Abstract

This paper develops a theory of information disclosure with disagreement, and then examines its implications for financial and non-financial firms. I build a model in which managers of firms are voluntarily communicating objective and subjective information, and prior beliefs about the strategy to maximize project value are rational but heterogeneous, creating the possibility of fundamental disagreement. Four main sets of results are derived. First, not all firms disclose (subjective) information about strategy that can potentially increase disagreement with investors. This lack of disclosure occurs even though there are no exogenous communication costs, and “proprietary signaling costs” are precluded because information is being communicated only to the financial market and not to the firm’s product-market competitors. Second, more valuable firms voluntarily disclose less information in equilibrium.
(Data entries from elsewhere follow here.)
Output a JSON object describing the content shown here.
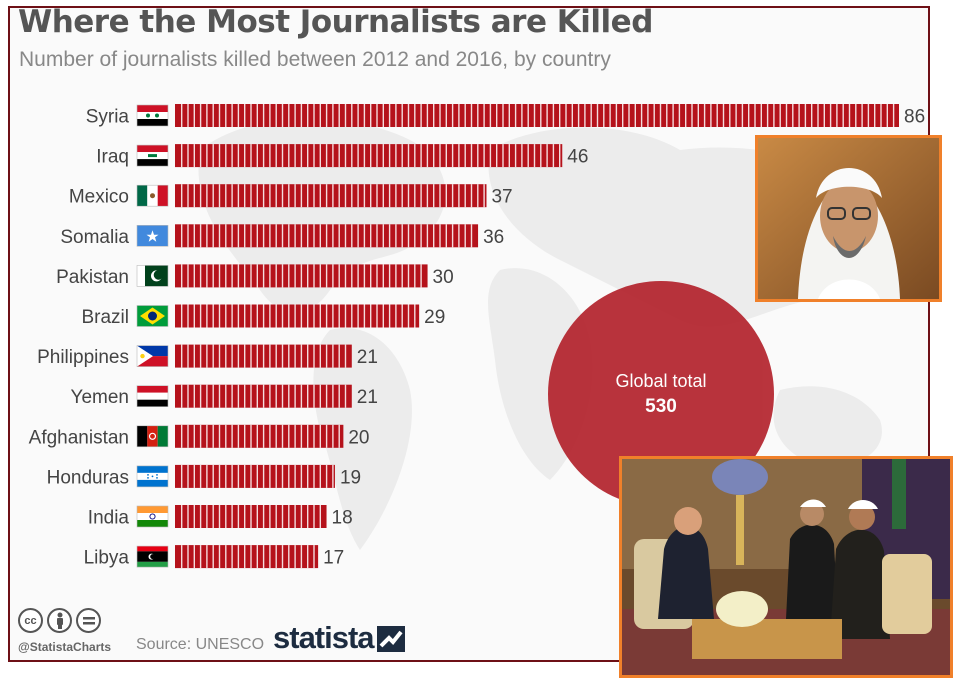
{
  "title": "Where the Most Journalists are Killed",
  "subtitle": "Number of journalists killed between 2012 and 2016, by country",
  "chart_data": {
    "type": "bar",
    "orientation": "horizontal",
    "title": "Where the Most Journalists are Killed",
    "subtitle": "Number of journalists killed between 2012 and 2016, by country",
    "categories": [
      "Syria",
      "Iraq",
      "Mexico",
      "Somalia",
      "Pakistan",
      "Brazil",
      "Philippines",
      "Yemen",
      "Afghanistan",
      "Honduras",
      "India",
      "Libya"
    ],
    "values": [
      86,
      46,
      37,
      36,
      30,
      29,
      21,
      21,
      20,
      19,
      18,
      17
    ],
    "xlim": [
      0,
      86
    ],
    "xlabel": "",
    "ylabel": "",
    "bar_color": "#b5121b",
    "flags": [
      "flag-syria-icon",
      "flag-iraq-icon",
      "flag-mexico-icon",
      "flag-somalia-icon",
      "flag-pakistan-icon",
      "flag-brazil-icon",
      "flag-philippines-icon",
      "flag-yemen-icon",
      "flag-afghanistan-icon",
      "flag-honduras-icon",
      "flag-india-icon",
      "flag-libya-icon"
    ]
  },
  "global_total": {
    "label": "Global total",
    "value": "530"
  },
  "footer": {
    "handle": "@StatistaCharts",
    "source": "Source: UNESCO",
    "brand": "statista",
    "license_icons": [
      "cc-icon",
      "attribution-icon",
      "no-derivatives-icon"
    ]
  },
  "colors": {
    "frame": "#6e1016",
    "bar": "#b5121b",
    "bubble": "#b4252e",
    "photo_border": "#f0802a"
  }
}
Third, information disclosure has real consequences because it interacts with project values, investor relations and corporate governance. Thus, this paper provides an economic rationale for higher-quality firms to withhold more strategic information, and this has pervasive consequences. Fourth, banks, facing greater withdrawal risk than non-financial firms, optimally disclose less strategic information than non-financial firms. Regulations that compel banks to increase information disclosure have the unintended consequence of making banks more fragile. Hence, the analysis exposes a potential tension between information transparency and greater fragility in banking. Improvements in corporate governance will lead banks to voluntarily disclose less strategic information, become less fragile, keep less on-balance-sheet liquidity, and make longer-maturing loans.